Anyway, the whole subject of positive and negative numbers is very abstract to many middle-schoolers, because you haven't had a lot of experience with borrowing from banks, or taking out mortgages or the kinds of things that make the idea feel real to you. But you can still get it in a couple of minutes if you pay close attention to a true story:
Once a week at the local church service in a town less than forty minutes from here, a box is passed around for the collection of money for the members of the community who are in need. And every week the town's people are so moved by the sermons of the inspirational preacher that they give as generously as they can. One man in particular routinely reaches into his pocket and produces a very generous contribution. One Sunday, when the box reaches him he stands up and clears his throat. Then he speaks slowly: "I do not think I'm overstating things when I say that I always give what I can and I never regret it."
People nodded. He had certainly been a consistent and generous giver.
"After all," he continued, "I have been very fortunate to see my small business prosper, growing one small step at a time for longer than I'd like to admit. But this week I suffered an unforeseen setback. I am hoping that I will figure out how to overcome the situation but at the moment I am in trouble."
At this point an older man sitting behind him stood up and spoke.
"Then by all means don't even think about giving. I always sit behind you and I always admire your generosity. Take a break -- "
The man interrupted his elder. "Well, thank you, and that was my first thought, but I'm in worse shape than you might guess, and so, this week, for the first time, I am asking all of you to consider me one of the 'needy'. In fact, not only was I going to refrain from giving, but I am hoping you will allow me to take."
He paused to take in the silence. People were surprised and did not know what to say.
Finally, the old man behind him stood up again, and shouted, "Absolutely. It's the least we can do for you. Take!"
Hundreds of voices came forward to add their encouragement.
So the newly needy man took a pen and a small notebook from his pocket and wrote: "Rather than waste everyone's time trying to get money out from the slot, and rather than ask anyone to run down to the office to get the key, I, Franklin J. Wentonce, am writing a sort of I.O.U., from the 'box' to me for fifty dollars. I shall stop by the office this afternoon to pick it up." He read the note aloud and folded it into a square small enough to slip into the box.
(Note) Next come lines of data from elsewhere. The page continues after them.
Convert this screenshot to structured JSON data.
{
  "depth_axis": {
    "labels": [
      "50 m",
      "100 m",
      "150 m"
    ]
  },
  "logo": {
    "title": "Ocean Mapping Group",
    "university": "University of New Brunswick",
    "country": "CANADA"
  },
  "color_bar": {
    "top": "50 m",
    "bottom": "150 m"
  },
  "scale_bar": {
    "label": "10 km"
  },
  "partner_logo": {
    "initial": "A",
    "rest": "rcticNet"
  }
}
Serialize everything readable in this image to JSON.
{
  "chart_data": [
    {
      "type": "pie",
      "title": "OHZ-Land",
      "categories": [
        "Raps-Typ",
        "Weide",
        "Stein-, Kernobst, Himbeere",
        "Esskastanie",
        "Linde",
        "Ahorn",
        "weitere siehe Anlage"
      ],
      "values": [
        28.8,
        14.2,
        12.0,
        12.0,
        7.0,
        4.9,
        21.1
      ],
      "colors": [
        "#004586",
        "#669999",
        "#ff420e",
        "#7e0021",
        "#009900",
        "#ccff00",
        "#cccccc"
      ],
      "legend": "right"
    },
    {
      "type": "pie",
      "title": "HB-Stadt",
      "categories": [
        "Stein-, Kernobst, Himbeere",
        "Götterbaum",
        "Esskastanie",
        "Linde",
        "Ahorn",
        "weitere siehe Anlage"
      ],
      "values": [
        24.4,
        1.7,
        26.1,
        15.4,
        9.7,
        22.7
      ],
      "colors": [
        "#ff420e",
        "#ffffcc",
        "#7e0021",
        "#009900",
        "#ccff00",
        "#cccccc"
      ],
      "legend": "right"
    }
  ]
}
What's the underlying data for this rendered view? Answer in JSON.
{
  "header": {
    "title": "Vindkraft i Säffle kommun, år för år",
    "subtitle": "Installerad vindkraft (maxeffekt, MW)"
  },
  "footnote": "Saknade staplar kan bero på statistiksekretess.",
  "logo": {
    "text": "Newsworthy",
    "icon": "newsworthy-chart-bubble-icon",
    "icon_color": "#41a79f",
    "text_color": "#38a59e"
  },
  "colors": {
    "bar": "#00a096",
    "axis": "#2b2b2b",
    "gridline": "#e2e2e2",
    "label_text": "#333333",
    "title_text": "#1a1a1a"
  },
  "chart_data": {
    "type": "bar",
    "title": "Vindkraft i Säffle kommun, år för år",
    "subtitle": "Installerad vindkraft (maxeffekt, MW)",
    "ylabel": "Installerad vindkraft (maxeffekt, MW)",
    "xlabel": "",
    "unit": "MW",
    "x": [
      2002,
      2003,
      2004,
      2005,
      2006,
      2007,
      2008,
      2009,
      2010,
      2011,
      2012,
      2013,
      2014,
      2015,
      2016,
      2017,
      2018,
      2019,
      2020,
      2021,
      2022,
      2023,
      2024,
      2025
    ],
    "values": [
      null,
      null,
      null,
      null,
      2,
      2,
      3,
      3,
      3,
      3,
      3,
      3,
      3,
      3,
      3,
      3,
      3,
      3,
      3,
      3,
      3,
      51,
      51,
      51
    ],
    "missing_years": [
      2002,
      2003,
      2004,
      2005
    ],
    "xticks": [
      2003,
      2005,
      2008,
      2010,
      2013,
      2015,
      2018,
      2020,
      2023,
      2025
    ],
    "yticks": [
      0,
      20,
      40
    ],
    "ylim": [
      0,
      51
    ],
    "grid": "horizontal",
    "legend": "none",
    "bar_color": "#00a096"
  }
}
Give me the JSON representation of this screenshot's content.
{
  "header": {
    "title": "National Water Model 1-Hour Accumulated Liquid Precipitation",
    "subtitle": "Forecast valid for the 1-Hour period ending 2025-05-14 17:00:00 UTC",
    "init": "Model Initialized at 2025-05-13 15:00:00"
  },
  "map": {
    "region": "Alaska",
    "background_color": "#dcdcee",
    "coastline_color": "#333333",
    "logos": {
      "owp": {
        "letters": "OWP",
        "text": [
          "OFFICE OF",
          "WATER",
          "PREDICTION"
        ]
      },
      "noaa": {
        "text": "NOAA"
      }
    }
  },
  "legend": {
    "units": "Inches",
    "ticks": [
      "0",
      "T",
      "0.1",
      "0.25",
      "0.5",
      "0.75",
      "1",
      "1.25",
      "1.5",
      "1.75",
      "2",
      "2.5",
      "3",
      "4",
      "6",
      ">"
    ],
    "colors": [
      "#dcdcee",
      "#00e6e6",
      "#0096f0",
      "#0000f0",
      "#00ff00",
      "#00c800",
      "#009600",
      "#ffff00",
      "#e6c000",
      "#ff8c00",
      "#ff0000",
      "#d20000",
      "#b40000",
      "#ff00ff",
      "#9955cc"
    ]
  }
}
Now, mathematically, as he slips the note into the box, he is not subtracting anything, as he would be doing by pulling money out of the slot. He is ADDING something to the box, but what he is "adding" is a 'negative' value, which means its addition to the box decreases the value of the box's total contents by fifty dollars...
However, you asked about subtracting a NEGATIVE, not ADDING a NEGATIVE value. And so, the next thing that happened that day is a very important piece of information:
JUST as the man began to slide his note into the box, a woman in front of him interrupted:
"Excuse me," she said, "but rather than have you make the trip all the way back here from your home, I have a better idea. Since, by pure coincidence, I was just about to donate fifty dollars, why don't you let me take that note OUT of the box, and you just take this."
She handed him the crisp fifty-dollar-bill that was neatly folded in the palm of the long, white silk glove she was wearing.
The man paused, shrugged, and agreed.
And so the woman pulled out the note from the last corner remaining outside the box, and handed him the money.
QUESTION: We said that when he "ADDED" the "NEGATIVE" quantity (or the 'take-away' note) to the box, it DECREASED the SUM of the contents of the box. So what do you think happened NOW to the VALUE of the total SUM when she TOOK AWAY from the box THE TAKE-AWAY note (which, of course, had a decreasing -- NEGATIVE -- value to the box's contents when he put it in) and sent the box to her left to allow it to continue along its journey?
ANSWER: By subtracting the negative value, she made the total in the box go up by that amount, or she ADDED it -- just as perfectly as if she had placed the fifty dollar bill in herself.
I know that's a long story, but if it helps you understand and remember the idea, it will have been worth it!